# Trying to tune Diamond razor edge with whisker biscuit



## nt7332 (Jul 31, 2009)

this may sound dumb but is she putting the arrows with the the off color fletching facing straght up? on those whisker biscuits they have black wiskers on the bottom that are stiffer and mess up your fletchings when you ride over them....


----------



## dwagoner (Sep 27, 2007)

also try a bare shaft arrow, can tell you quickly if your vanes are causing the problem or something else with the bow


----------



## timpat92855 (Aug 18, 2008)

Also check for torque. I had bad left tear and it turned out to be just me.


----------



## SonnyThomas (Sep 10, 2006)

Diamond_Victory said:


> I'm thinking it might not be tuned correctly. Looks likes it's right on but trying to see if there is any other ideas.


The Razor Edge is pretty much straight forward for basic bow tuning. Make sure both mods are in the correct positions. Also check for top and bottom cam lean. Max out bow limbs. There timing marks on the cams - center strings between them and you should be good to go, BUT you can draw stop time the bow as both cams have stops (you can get a happy medimum).


----------



## Diamond_Victory (Jul 12, 2006)

She was shooting cock feather down for a while but I had her change that 2 weeks ago and it did get better.

I will try a bare shaft and see what happens

I have watched for torque and don't think it's that, she has good form and loose grip

I thought it might have been the length of the arrow.

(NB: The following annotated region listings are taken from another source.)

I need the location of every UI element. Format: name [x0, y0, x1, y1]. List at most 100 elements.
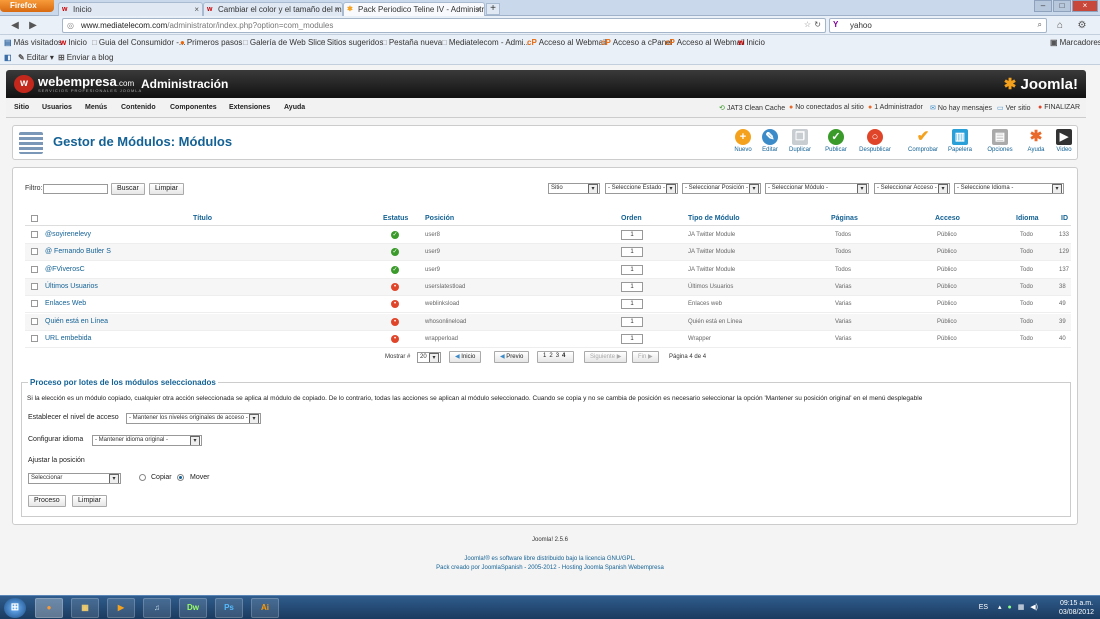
toolbar-checkin-button[interactable]: ✔ Comprobar	[906, 129, 940, 159]
footer-credits[interactable]: Pack creado por JoomlaSpanish - 2005-201…	[0, 565, 1100, 571]
browser-tab-active[interactable]: ✱ Pack Periodico Teline IV - Administra.…	[343, 2, 485, 16]
col-pages[interactable]: Páginas	[831, 215, 858, 222]
bookmark-item[interactable]: □ Guia del Consumidor -...	[92, 38, 186, 47]
col-title[interactable]: Título	[193, 215, 212, 222]
search-icon[interactable]: ⌕	[1038, 20, 1042, 30]
published-icon[interactable]: ✓	[391, 231, 399, 239]
language-select[interactable]: - Seleccione Idioma -	[954, 183, 1064, 194]
star-icon[interactable]: ☆	[804, 20, 811, 29]
status-messages[interactable]: ✉ No hay mensajes	[930, 104, 992, 112]
taskbar-photoshop-icon[interactable]: Ps	[215, 598, 243, 618]
col-id[interactable]: ID	[1061, 215, 1068, 222]
status-cache[interactable]: ⟲ JAT3 Clean Cache	[719, 104, 785, 112]
page-size-select[interactable]: 20	[417, 352, 441, 363]
state-select[interactable]: - Seleccione Estado -	[605, 183, 678, 194]
bookmark-item[interactable]: w Inicio	[60, 38, 87, 47]
close-window-icon[interactable]: ×	[1072, 0, 1098, 12]
module-title-link[interactable]: @ Fernando Butler S	[45, 248, 111, 255]
unpublished-icon[interactable]: •	[391, 334, 399, 343]
taskbar-media-icon[interactable]: ▶	[107, 598, 135, 618]
site-select[interactable]: Sitio	[548, 183, 600, 194]
language-indicator[interactable]: ES	[979, 604, 988, 611]
copy-radio[interactable]	[139, 474, 146, 481]
unpublished-icon[interactable]: •	[391, 282, 399, 291]
blog-addon-button[interactable]: ⊞ Enviar a blog	[58, 53, 113, 62]
menu-menus[interactable]: Menús	[85, 104, 107, 111]
taskbar-illustrator-icon[interactable]: Ai	[251, 598, 279, 618]
url-bar[interactable]: ◎ www.mediatelecom.com/administrator/ind…	[62, 18, 826, 33]
reload-icon[interactable]: ↻	[814, 20, 821, 29]
new-tab-button[interactable]: +	[486, 3, 500, 15]
tray-shield-icon[interactable]: ●	[1008, 604, 1012, 611]
view-site-link[interactable]: ▭ Ver sitio	[997, 104, 1031, 112]
toolbar-duplicate-button[interactable]: ❐ Duplicar	[783, 129, 817, 159]
firefox-menu-button[interactable]: Firefox	[0, 0, 54, 12]
taskbar-firefox-icon[interactable]: ●	[35, 598, 63, 618]
col-type[interactable]: Tipo de Módulo	[688, 215, 740, 222]
module-title-link[interactable]: Enlaces Web	[45, 300, 86, 307]
batch-process-button[interactable]: Proceso	[28, 495, 66, 507]
order-input[interactable]: 1	[621, 230, 643, 240]
tray-volume-icon[interactable]: ◀)	[1030, 604, 1038, 611]
browser-tab[interactable]: w Inicio ×	[58, 2, 203, 16]
order-input[interactable]: 1	[621, 333, 643, 344]
menu-contenido[interactable]: Contenido	[121, 104, 156, 111]
module-title-link[interactable]: Quién está en Línea	[45, 318, 108, 325]
order-input[interactable]: 1	[621, 264, 643, 275]
bookmarks-menu[interactable]: ▣ Marcadores	[1050, 38, 1100, 47]
maximize-icon[interactable]: □	[1053, 0, 1071, 12]
access-select[interactable]: - Seleccionar Acceso -	[874, 183, 950, 194]
menu-sitio[interactable]: Sitio	[14, 104, 29, 111]
unpublished-icon[interactable]: •	[391, 300, 399, 309]
module-title-link[interactable]: Últimos Usuarios	[45, 283, 98, 290]
bookmark-item[interactable]: □ Mediatelecom - Admi...	[442, 38, 530, 47]
tray-arrow-icon[interactable]: ▴	[998, 604, 1002, 611]
module-title-link[interactable]: @soyirenelevy	[45, 231, 91, 238]
menu-componentes[interactable]: Componentes	[170, 104, 217, 111]
batch-clear-button[interactable]: Limpiar	[72, 495, 107, 507]
footer-license[interactable]: Joomla!® es software libre distribuido b…	[0, 556, 1100, 562]
tools-icon[interactable]: ⚙	[1075, 19, 1089, 32]
browser-tab[interactable]: w Cambiar el color y el tamaño del men..…	[203, 2, 343, 16]
start-button[interactable]: ⊞	[4, 598, 26, 618]
position-select[interactable]: - Seleccionar Posición -	[682, 183, 761, 194]
unpublished-icon[interactable]: •	[391, 317, 399, 326]
close-tab-icon[interactable]: ×	[194, 5, 199, 14]
module-title-link[interactable]: @FViverosC	[45, 266, 85, 273]
row-checkbox[interactable]	[31, 282, 38, 290]
col-access[interactable]: Acceso	[935, 215, 960, 222]
batch-language-select[interactable]: - Mantener idioma original -	[92, 435, 202, 446]
toolbar-options-button[interactable]: ▤ Opciones	[983, 129, 1017, 159]
row-checkbox[interactable]	[31, 334, 38, 342]
toolbar-trash-button[interactable]: ▥ Papelera	[943, 129, 977, 159]
taskbar-explorer-icon[interactable]: ▦	[71, 598, 99, 618]
taskbar-dreamweaver-icon[interactable]: Dw	[179, 598, 207, 618]
pagination-pages[interactable]: 1234	[537, 351, 575, 363]
forward-icon[interactable]: ▶	[26, 19, 40, 32]
pagination-prev-button[interactable]: ◀ Previo	[494, 351, 530, 363]
batch-access-select[interactable]: - Mantener los niveles originales de acc…	[126, 413, 261, 424]
minimize-icon[interactable]: –	[1034, 0, 1052, 12]
col-order[interactable]: Orden	[621, 215, 642, 222]
order-input[interactable]: 1	[621, 316, 643, 327]
order-input[interactable]: 1	[621, 247, 643, 258]
search-button[interactable]: Buscar	[111, 183, 145, 195]
published-icon[interactable]: ✓	[391, 265, 399, 274]
clock[interactable]: 09:15 a.m. 03/08/2012	[1059, 599, 1094, 617]
batch-position-select[interactable]: Seleccionar	[28, 473, 121, 484]
addon-icon[interactable]: ◧	[4, 53, 14, 62]
close-tab-icon[interactable]: ×	[334, 5, 339, 14]
search-bar[interactable]: Y yahoo ⌕	[829, 18, 1047, 33]
published-icon[interactable]: ✓	[391, 248, 399, 257]
filter-input[interactable]	[43, 184, 108, 194]
bookmark-item[interactable]: □ Pestaña nueva	[382, 38, 442, 47]
row-checkbox[interactable]	[31, 317, 38, 325]
bookmark-item[interactable]: ● Primeros pasos	[180, 38, 242, 47]
toolbar-video-button[interactable]: ▶ Video	[1047, 129, 1081, 159]
module-select[interactable]: - Seleccionar Módulo -	[765, 183, 869, 194]
module-title-link[interactable]: URL embebida	[45, 335, 91, 342]
bookmark-item[interactable]: cP Acceso al Webmail	[665, 38, 745, 47]
home-icon[interactable]: ⌂	[1053, 19, 1067, 32]
order-input[interactable]: 1	[621, 281, 643, 292]
bookmark-item[interactable]: w Inicio	[738, 38, 765, 47]
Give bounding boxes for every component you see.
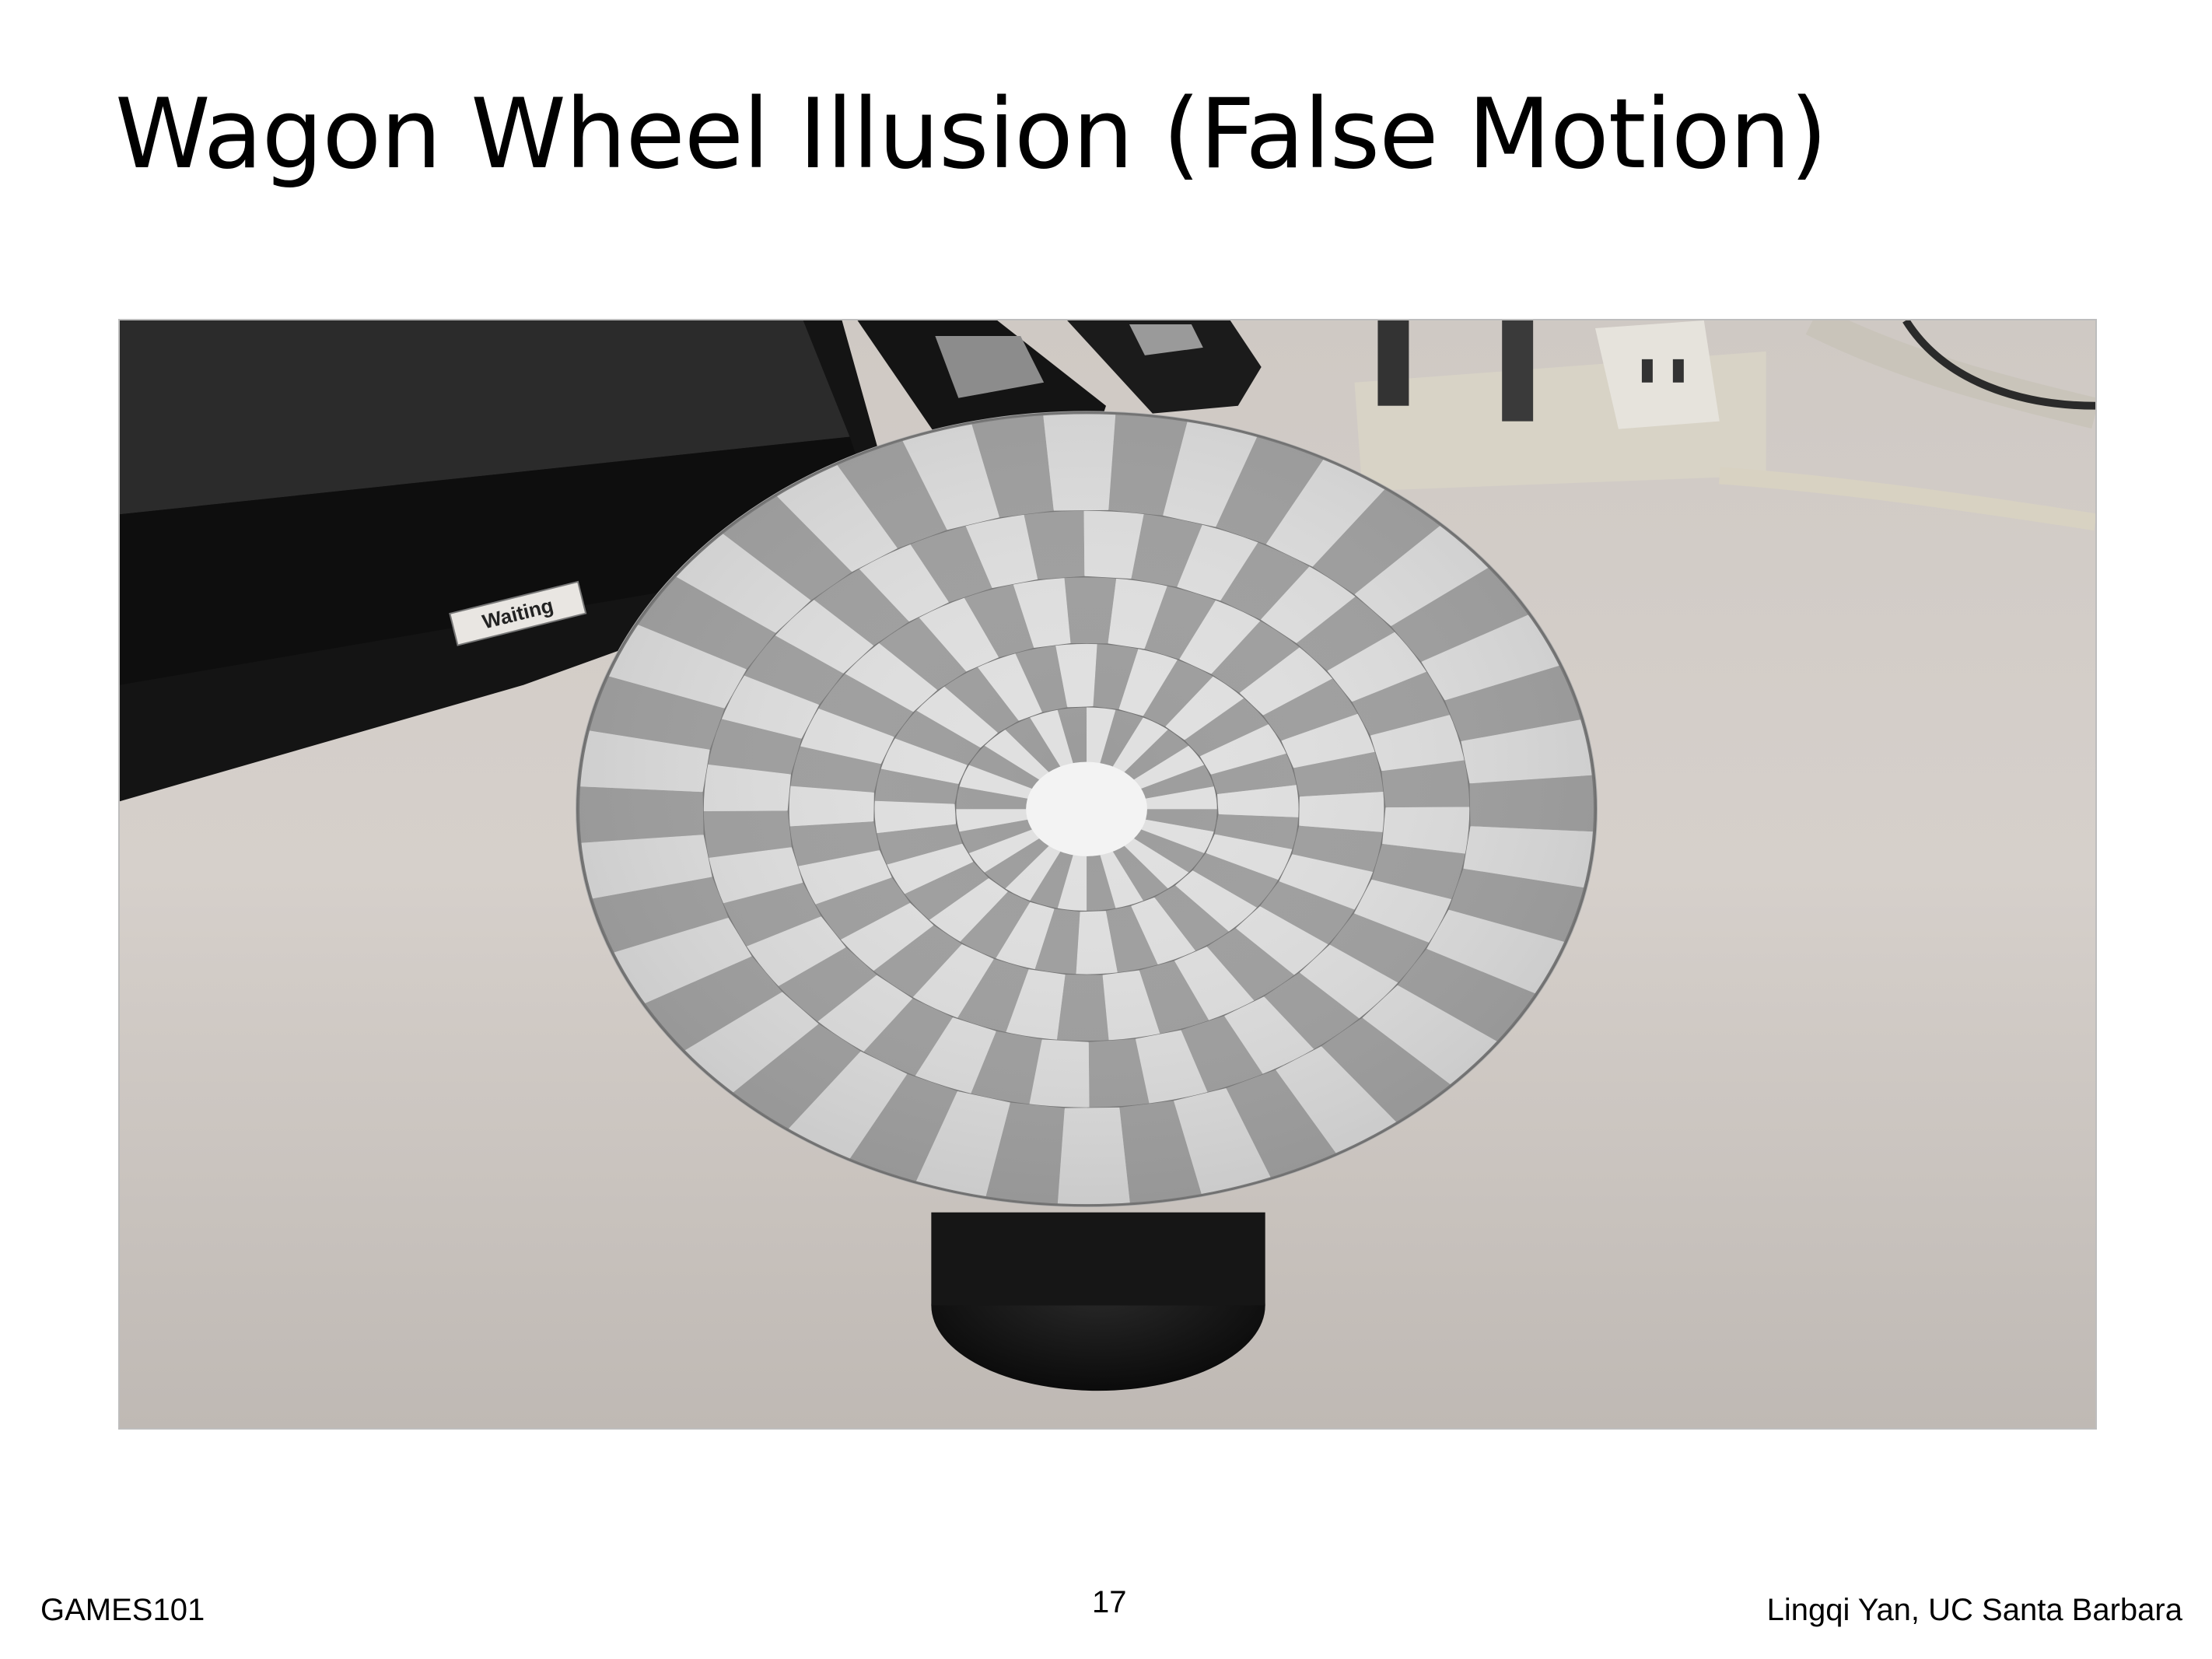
slide-title: Wagon Wheel Illusion (False Motion) bbox=[115, 79, 1828, 191]
wagon-wheel-disc bbox=[576, 411, 1598, 1208]
footer-author: Lingqi Yan, UC Santa Barbara bbox=[1766, 1593, 2182, 1627]
footer-course: GAMES101 bbox=[40, 1593, 205, 1627]
disc-center bbox=[1026, 761, 1147, 856]
footer-page-number: 17 bbox=[1092, 1585, 1127, 1619]
wagon-wheel-photo: Waiting bbox=[118, 319, 2097, 1430]
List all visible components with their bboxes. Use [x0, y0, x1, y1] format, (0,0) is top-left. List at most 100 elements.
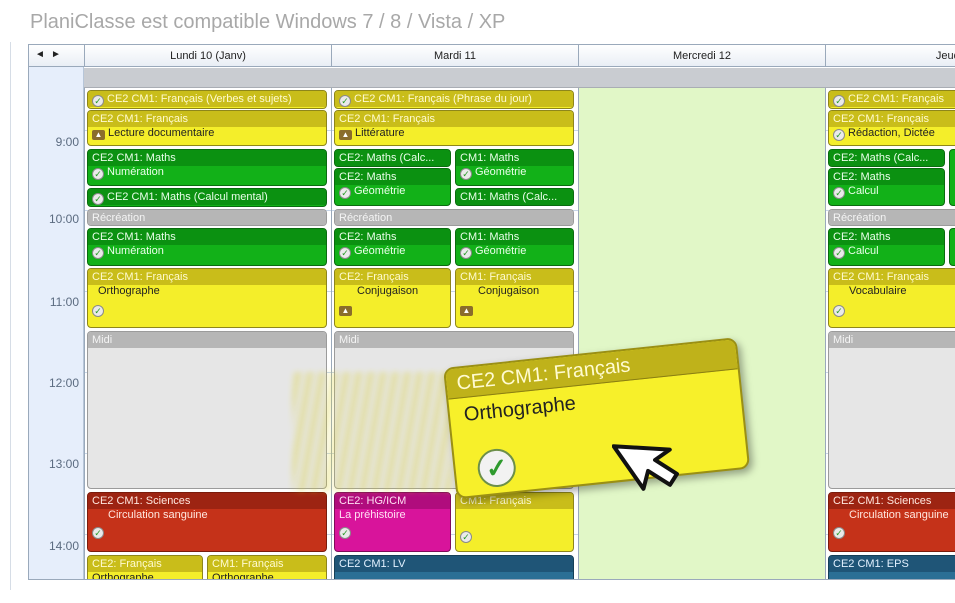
event-block[interactable]: CM1: Français Orthographe	[207, 555, 327, 579]
prev-week-button[interactable]: ◄	[35, 49, 45, 60]
check-icon: ✓	[460, 531, 472, 543]
event-block[interactable]: CE2 CM1: EPS	[828, 555, 955, 579]
event-subject: Rédaction, Dictée	[848, 127, 935, 139]
day-header-thursday[interactable]: Jeudi	[825, 45, 955, 67]
next-week-button[interactable]: ►	[51, 49, 61, 60]
event-subject: Littérature	[355, 127, 405, 139]
event-block[interactable]: CE2: Maths ✓ Géométrie	[334, 228, 451, 266]
event-subject: Géométrie	[475, 166, 527, 178]
event-title: CE2: HG/ICM	[335, 493, 450, 509]
event-block[interactable]: Midi	[87, 331, 327, 489]
event-subject: La préhistoire	[339, 509, 406, 521]
event-subject: Orthographe	[92, 572, 154, 580]
event-block[interactable]: Récréation	[828, 209, 955, 226]
event-subject: Géométrie	[475, 245, 527, 257]
event-block[interactable]: CE2: Maths ✓ Calcul	[828, 228, 945, 266]
event-block[interactable]: ✓ CE2 CM1: Français (Phrase du jour)	[334, 90, 574, 109]
event-title: Récréation	[335, 210, 573, 225]
event-title: CM1: Français	[456, 269, 573, 285]
day-header-monday[interactable]: Lundi 10 (Janv)	[84, 45, 331, 67]
event-subject: Géométrie	[354, 245, 406, 257]
event-block[interactable]: ✓ CE2 CM1: Français	[828, 90, 955, 109]
event-title: CE2 CM1: EPS	[829, 556, 955, 572]
event-subject: Géométrie	[354, 185, 406, 197]
event-block[interactable]: ✓ CE2 CM1: Maths (Calcul mental)	[87, 188, 327, 207]
event-subject: Circulation sanguine	[108, 509, 208, 521]
time-column: 9:00 10:00 11:00 12:00 13:00 14:00	[29, 45, 84, 579]
event-subject: Lecture documentaire	[108, 127, 215, 139]
event-title: Midi	[829, 332, 955, 348]
day-column-thursday[interactable]: ✓ CE2 CM1: Français CE2 CM1: Français ✓ Réd…	[825, 88, 955, 579]
check-icon: ✓	[833, 305, 845, 317]
event-block[interactable]: CE2: HG/ICM La préhistoire ✓	[334, 492, 451, 552]
event-block[interactable]: CM1: Français ✓	[455, 492, 574, 552]
event-subject: Conjugaison	[357, 285, 419, 297]
check-icon: ✓	[833, 187, 845, 199]
event-title: CE2 CM1: Français	[829, 111, 955, 127]
event-block[interactable]: Récréation	[87, 209, 327, 226]
event-title: CE2 CM1: Français (Phrase du jour)	[354, 93, 532, 105]
event-title: CE2 CM1: LV	[335, 556, 573, 572]
page-headline: PlaniClasse est compatible Windows 7 / 8…	[30, 11, 506, 33]
check-icon: ✓	[92, 168, 104, 180]
event-block[interactable]: CM1: Maths ✓ Géométrie	[455, 149, 574, 186]
book-icon: ▲	[339, 306, 352, 316]
event-block[interactable]: CE2 CM1: Français Vocabulaire ✓	[828, 268, 955, 328]
event-block[interactable]: CE2 CM1: Sciences Circulation sanguine ✓	[87, 492, 327, 552]
event-block[interactable]: CE2 CM1: Français ✓ Rédaction, Dictée	[828, 110, 955, 146]
event-block[interactable]: CE2: Maths (Calc...	[828, 149, 945, 167]
check-icon: ✓	[460, 247, 472, 259]
check-icon: ✓	[460, 168, 472, 180]
event-subject: Circulation sanguine	[849, 509, 949, 521]
event-title: CE2: Maths	[829, 169, 944, 185]
event-title: Midi	[335, 332, 573, 348]
event-block[interactable]: CE2 CM1: Français Orthographe ✓	[87, 268, 327, 328]
event-block[interactable]: CE2 CM1: Sciences Circulation sanguine ✓	[828, 492, 955, 552]
time-label: 10:00	[48, 212, 79, 226]
event-block[interactable]: CE2: Français Orthographe	[87, 555, 203, 580]
day-column-monday[interactable]: ✓ CE2 CM1: Français (Verbes et sujets) CE…	[84, 88, 331, 579]
event-title: CE2 CM1: Maths	[88, 150, 326, 166]
event-subject: Vocabulaire	[849, 285, 907, 297]
event-title: CM1: Maths (Calc...	[456, 189, 573, 205]
event-block[interactable]	[949, 149, 955, 206]
time-label: 12:00	[48, 376, 79, 390]
event-title: CE2 CM1: Sciences	[88, 493, 326, 509]
event-block[interactable]: CM1: Français Conjugaison ▲	[455, 268, 574, 328]
event-block[interactable]: CE2: Maths (Calc...	[334, 149, 451, 167]
event-block[interactable]: CE2 CM1: Maths ✓ Numération	[87, 228, 327, 266]
day-header-tuesday[interactable]: Mardi 11	[331, 45, 578, 67]
event-block[interactable]: CE2 CM1: Français ▲ Lecture documentaire	[87, 110, 327, 146]
calendar-grid: 9:00 10:00 11:00 12:00 13:00 14:00 ◄ ► L…	[28, 44, 955, 580]
event-title: CE2 CM1: Maths	[88, 229, 326, 245]
event-block[interactable]	[949, 228, 955, 266]
event-block[interactable]: CM1: Maths ✓ Géométrie	[455, 228, 574, 266]
event-title: CE2: Maths	[829, 229, 944, 245]
event-title: CE2: Français	[335, 269, 450, 285]
event-title: CE2 CM1: Français	[829, 269, 955, 285]
day-column-tuesday[interactable]: ✓ CE2 CM1: Français (Phrase du jour) CE2 …	[331, 88, 578, 579]
event-block[interactable]: Midi	[828, 331, 955, 489]
check-icon: ✓	[475, 447, 518, 489]
check-icon: ✓	[339, 187, 351, 199]
event-block[interactable]: CE2: Maths ✓ Géométrie	[334, 168, 451, 206]
event-title: CE2 CM1: Français	[88, 111, 326, 127]
event-block[interactable]: CE2 CM1: Français ▲ Littérature	[334, 110, 574, 146]
event-subject: Calcul	[848, 185, 879, 197]
event-block[interactable]: CE2 CM1: Maths ✓ Numération	[87, 149, 327, 186]
day-header-row: ◄ ► Lundi 10 (Janv) Mardi 11 Mercredi 12…	[29, 45, 955, 67]
day-header-wednesday[interactable]: Mercredi 12	[578, 45, 825, 67]
check-icon: ✓	[833, 247, 845, 259]
check-icon: ✓	[92, 305, 104, 317]
event-block[interactable]: ✓ CE2 CM1: Français (Verbes et sujets)	[87, 90, 327, 109]
event-title: CE2 CM1: Français	[848, 93, 944, 105]
event-block[interactable]: Récréation	[334, 209, 574, 226]
event-subject: Orthographe	[98, 285, 160, 297]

They were about 4 inches to long, but I have cut them down and still have the same problem. So I'll try bare shaft then go from there. I've never had this many problems setting up a bow and getting good arrow flight.


----------



## the phoenix (Aug 13, 2009)

try to center shout tune it. With my bow i was shooting to the right. But my rest was not centered on the bow. Just a idea


----------



## Diamond_Victory (Jul 12, 2006)

thanks for your help guys.... took the rest off, sight off and started over reinstalling everything. Don't know exactly what I did to correct it, but it's shooting perfect now.


----------